Electric Vehicle Costs Must Fall by 20% in India, Mahindra Says

Mahindra & Mahindra Ltd., India’s only manufacturer of electric passenger cars, said costs to produce the vehicles need to come down by about 20 percent to make prices attractive as the government looks to encourage adoption with favorable tax treatment.

The government needs to support research and development activities of suppliers to localize component manufacturing, Mahindra’s Managing Director Pawan Goenka said at a press conference in Mumbai Wednesday. The automaker imports almost half of the materials it uses in electric vehicles making them costlier, he said.

The company, which bought an electric-car maker seven years ago, is underlining the need to bring down manufacturing costs for such vehicles days after the government said it will charge a lower levy under a new goods and services tax. Prime Minister Narendra Modi has asked a group of senior ministers to lead an initiative to ensure that by 2030 almost all vehicles in India are powered by electricity as a way to curb oil imports and pollution.

“There is a viability gap,” said Goenka. “If the cost of production is lower, I see 8 percent to 10 percent penetration by electric vehicles in the country in the next four to five years, this would mean 300,000 electric vehicles coming out in an year.”

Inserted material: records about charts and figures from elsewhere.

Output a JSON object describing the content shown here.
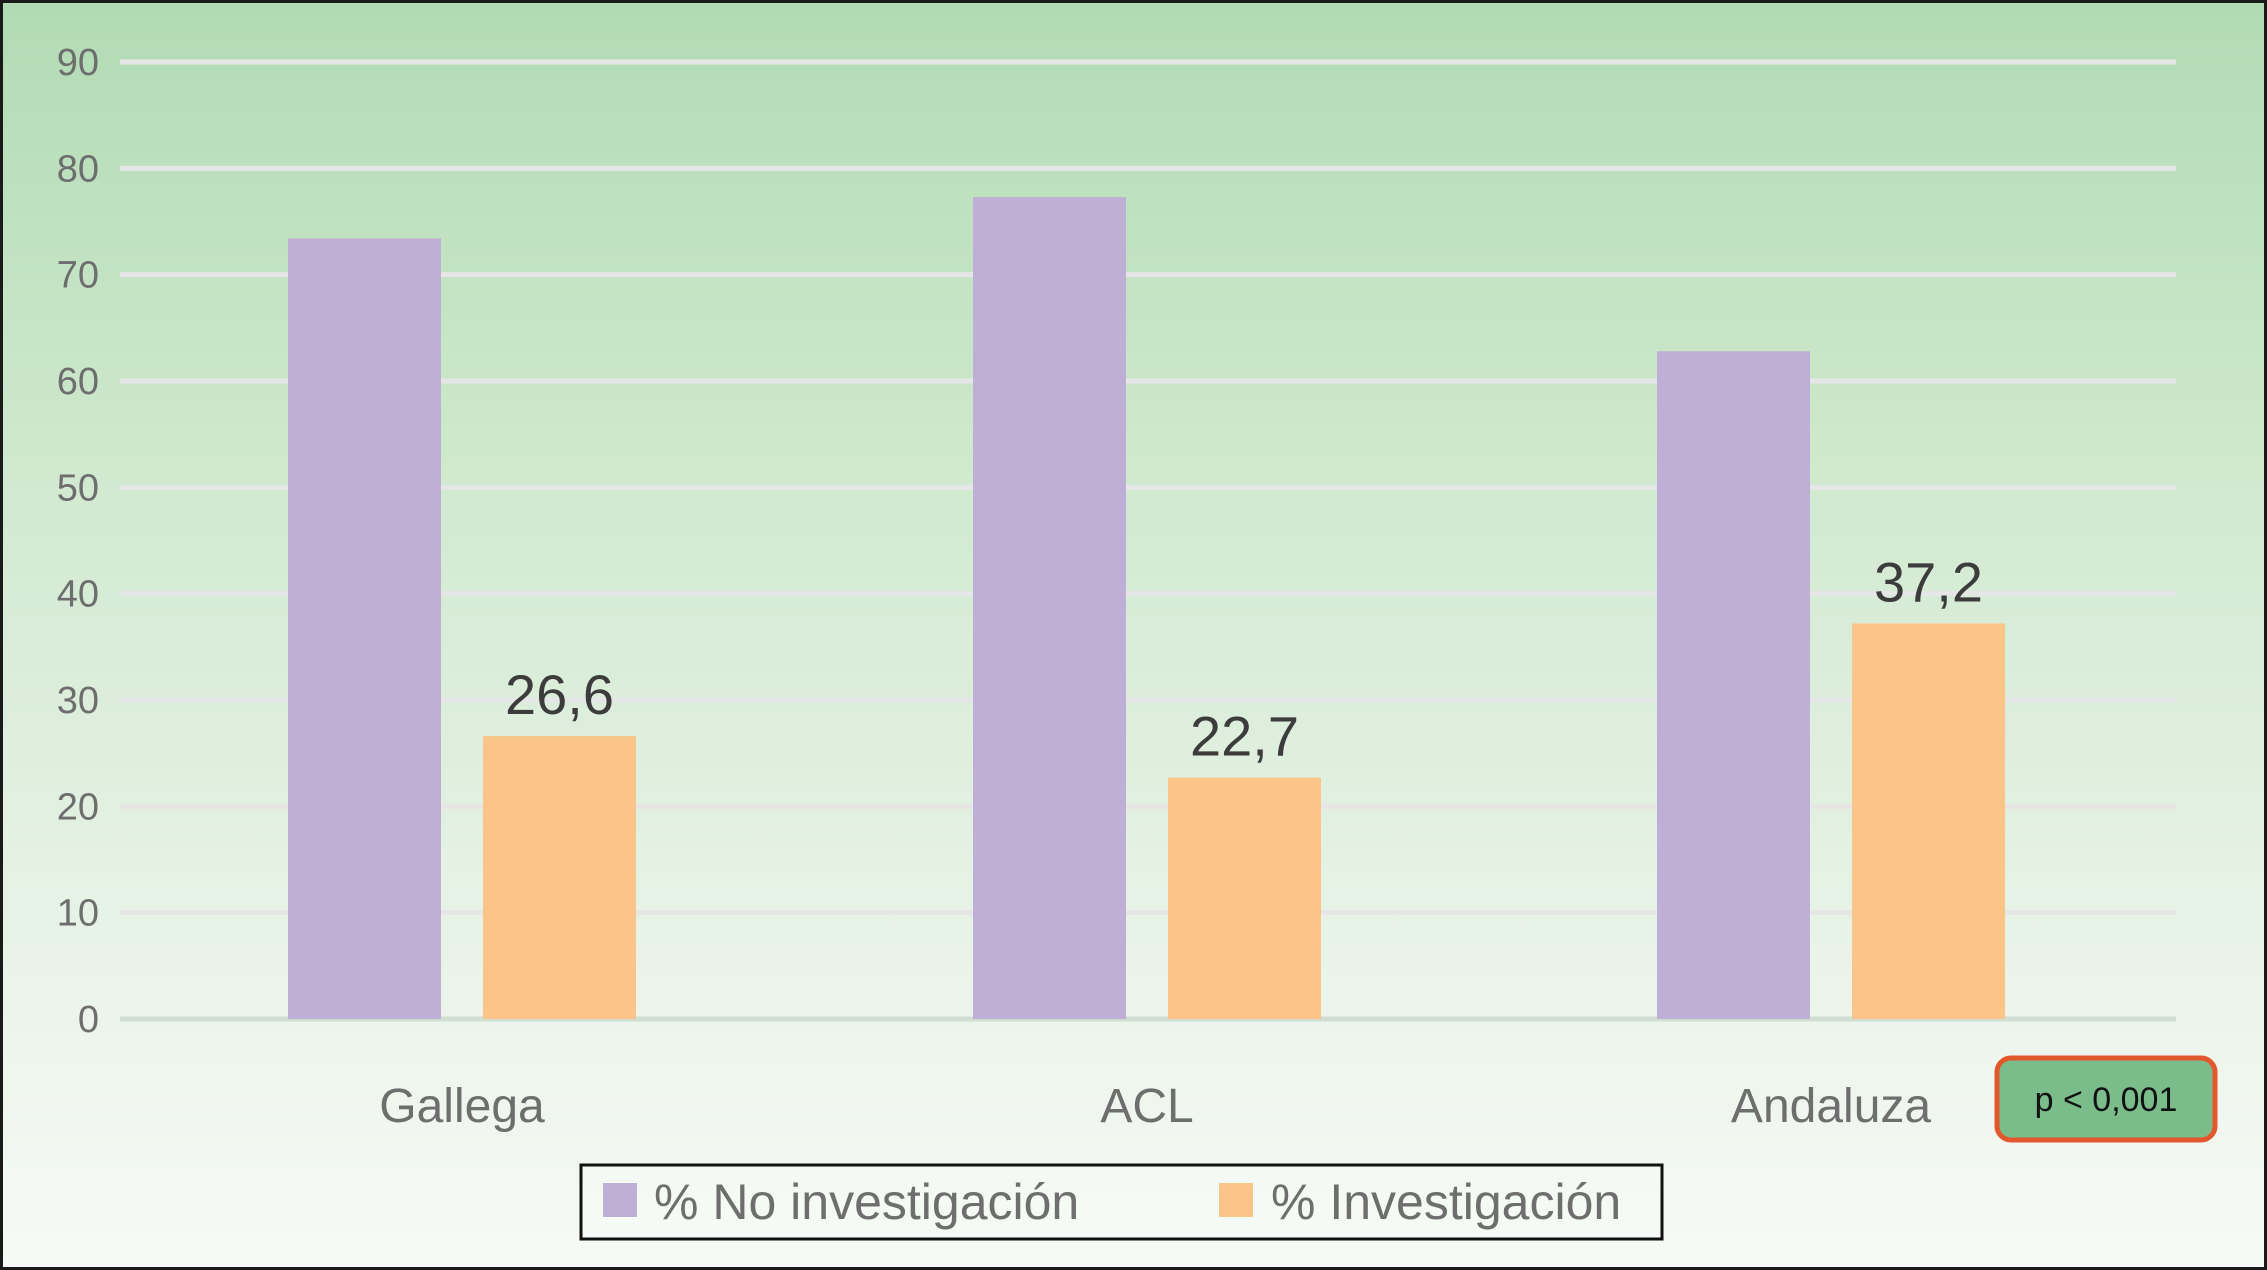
{
  "chart_data": {
    "type": "bar",
    "title": "",
    "xlabel": "",
    "ylabel": "",
    "categories": [
      "Gallega",
      "ACL",
      "Andaluza"
    ],
    "series": [
      {
        "name": "% No investigación",
        "values": [
          73.4,
          77.3,
          62.8
        ],
        "color": "#bfaed5"
      },
      {
        "name": "% Investigación",
        "values": [
          26.6,
          22.7,
          37.2
        ],
        "color": "#fbc488"
      }
    ],
    "data_labels": [
      "26,6",
      "22,7",
      "37,2"
    ],
    "ylim": [
      0,
      90
    ],
    "yticks": [
      0,
      10,
      20,
      30,
      40,
      50,
      60,
      70,
      80,
      90
    ],
    "grid": true,
    "legend": "bottom-center",
    "annotation": {
      "text": "p < 0,001",
      "fill": "#7bbd8a",
      "border": "#e2572b"
    }
  }
}
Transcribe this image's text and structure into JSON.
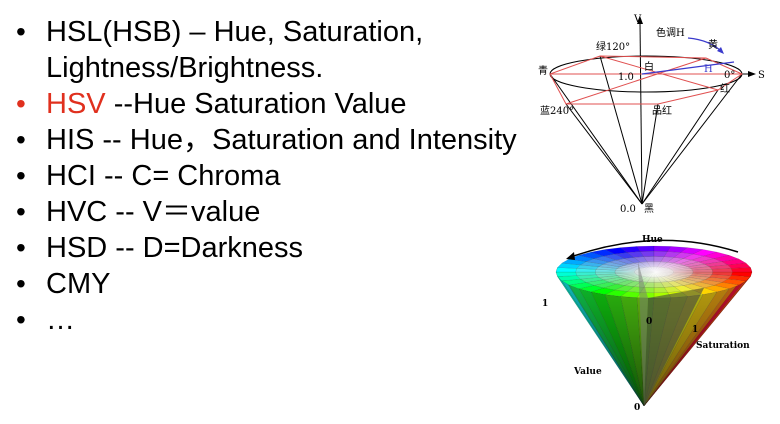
{
  "bullets": [
    {
      "text": "HSL(HSB) – Hue, Saturation, Lightness/Brightness.",
      "color": "#000000"
    },
    {
      "head": "HSV",
      "tail": " --Hue Saturation Value",
      "head_color": "#e0301e"
    },
    {
      "text": "HIS -- Hue，Saturation and Intensity",
      "color": "#000000"
    },
    {
      "text": "HCI -- C= Chroma",
      "color": "#000000"
    },
    {
      "text": "HVC -- V＝value",
      "color": "#000000"
    },
    {
      "text": "HSD -- D=Darkness",
      "color": "#000000"
    },
    {
      "text": "CMY",
      "color": "#000000"
    },
    {
      "text": "…",
      "color": "#000000"
    }
  ],
  "bullet_glyph": "•",
  "hexcone": {
    "v_axis": "V",
    "s_axis": "S",
    "hue_label": "色调H",
    "h_label": "H",
    "green": "绿120°",
    "yellow": "黄",
    "cyan": "青",
    "white_val": "1.0",
    "white": "白",
    "zero_deg": "0°",
    "red": "红",
    "blue": "蓝240°",
    "magenta": "品红",
    "black_val": "0.0",
    "black": "黑"
  },
  "cone": {
    "hue": "Hue",
    "one_left": "1",
    "zero_center": "0",
    "one_saturation": "1",
    "saturation": "Saturation",
    "value": "Value",
    "zero_bottom": "0"
  }
}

Battery prices are expected to decline by as much as 25 percent in the next three years as volumes increase, Goenka said. Batteries account for about one-third the total cost of an electric vehicle.

Mahindra Electric Mobility Ltd., a subsidiary of the automaker, aims to expand its capacity to make electric vehicles almost 10-fold to 5,000 units a month in two to three years, Goenka said without elaborating on the type of vehicles that will be produced. The company, which sells about 100 electric vehicles a year, plans to introduce a 32-seat electric bus and three-wheeled electric rickshaws in 18 months, he said.